Min Yokh-Platz comments on Social drives 1: “Sympathy Reward”, from compassion to dehumanization

Min Yokh-Platz 11 Nov 2025 18:41 UTC
3 points
0
An AI without a factorized motivation system (like an LLM) seems more immediately corrigible than an AI with a motivation system, with a lower ceiling for capabilities. Fine-tuned LLMs are capable of accomplishing tasks, and it’s possible to anthropomorphize them, but the “value knowledge” upstream of their behaviors exists in an ad-hoc, fractured state, and it can be crudely manipulated. Emergent Misalignment and Subliminal Learning are nice examples. The LLM training process is like an industrialized process for growing a big, connectionist grammar of abstractions from text data. In this process, they induce text concepts that are remarkably functionally equivalent to the concepts that humans induce and utilize, assuming they have a lot of examples to learn from and aren’t forced out of distribution. When these assumptions don’t hold, the ad-hoc nature of the concepts they learn is evident.
Animals/people with motivation systems induce concepts through sensory experience, which they actively sample and predict. They control the stream of experience with both subconscious and motivated behavior. The knowledge they gain is “on the same level” as the learning process that generated that knowledge, and as such they are capable of generating more knowledge in the future. A motivation system seems like it might be necessary to facilitate the process of squeezing into the nooks and crannies of the world and manipulating concepts and objects so that they can be seen/predicted from all angles and utilized towards the process of accomplishing goals in a robust manner. Growing a fixed grammar of abstractions from massive IID batches of human text put into a blender seems inadequate for learning good representations, in comparison. People are actively trying to make LLMs better, but it’s possible that the entire paradigm is limited, and will plateau before it becomes meaningfully capable in a way that we would recognize as dangerous. They might always have a shallow and LARPy relationship to their training data, and it might not be feasible to generate more in a scalable way, although people are still trying.

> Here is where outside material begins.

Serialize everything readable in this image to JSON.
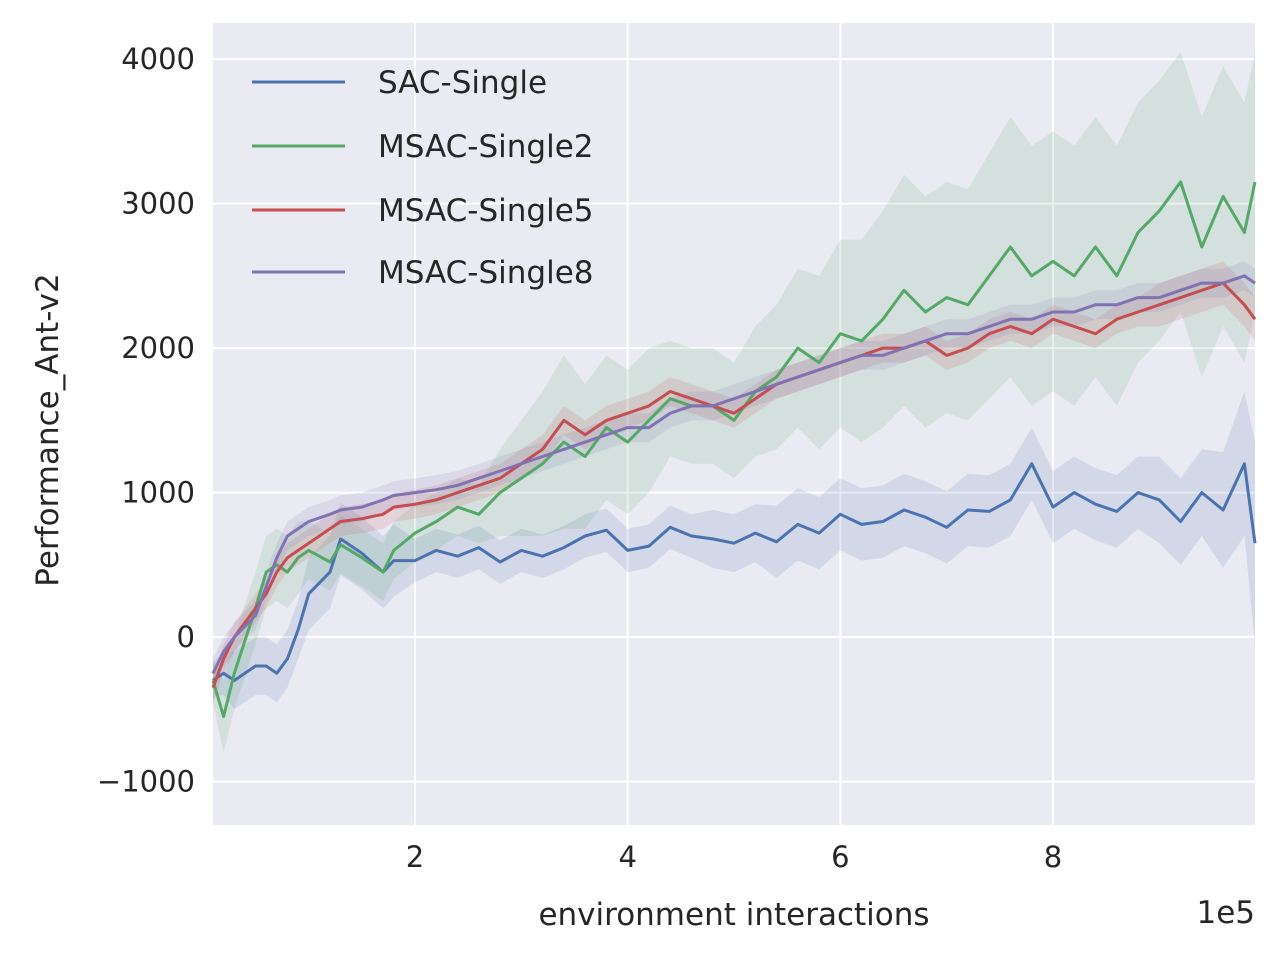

This is not to say that LLMs are useless or bad. They are a genuinely helpful consumer product, and they seem pretty corrigible and aligned. (Obviously there are instances like GPT-4o disorienting people or chatbots not intervening strongly enough to dissuade suicidal people, but I think it is a category error to impute “malice” or “neglect” to the LLM in this case, because they are simply kind of incoherent/ad-hoc in their motivations) Many AI Doomer types weren’t able to conceptualize the corrigibility of this approach until it happened, because they were working from an operational definition of intelligence that involved steering and prediction. They didn’t necessarily have strong priors/intuitions about a mechanistic definition of intelligence (think about Turing and von Neumann, who came up with mechanistic definitions of computation), so they assumed that any approach that seemed to display “steering” and “prediction” was at risk of freely scaling into superintelligence and going FOOM.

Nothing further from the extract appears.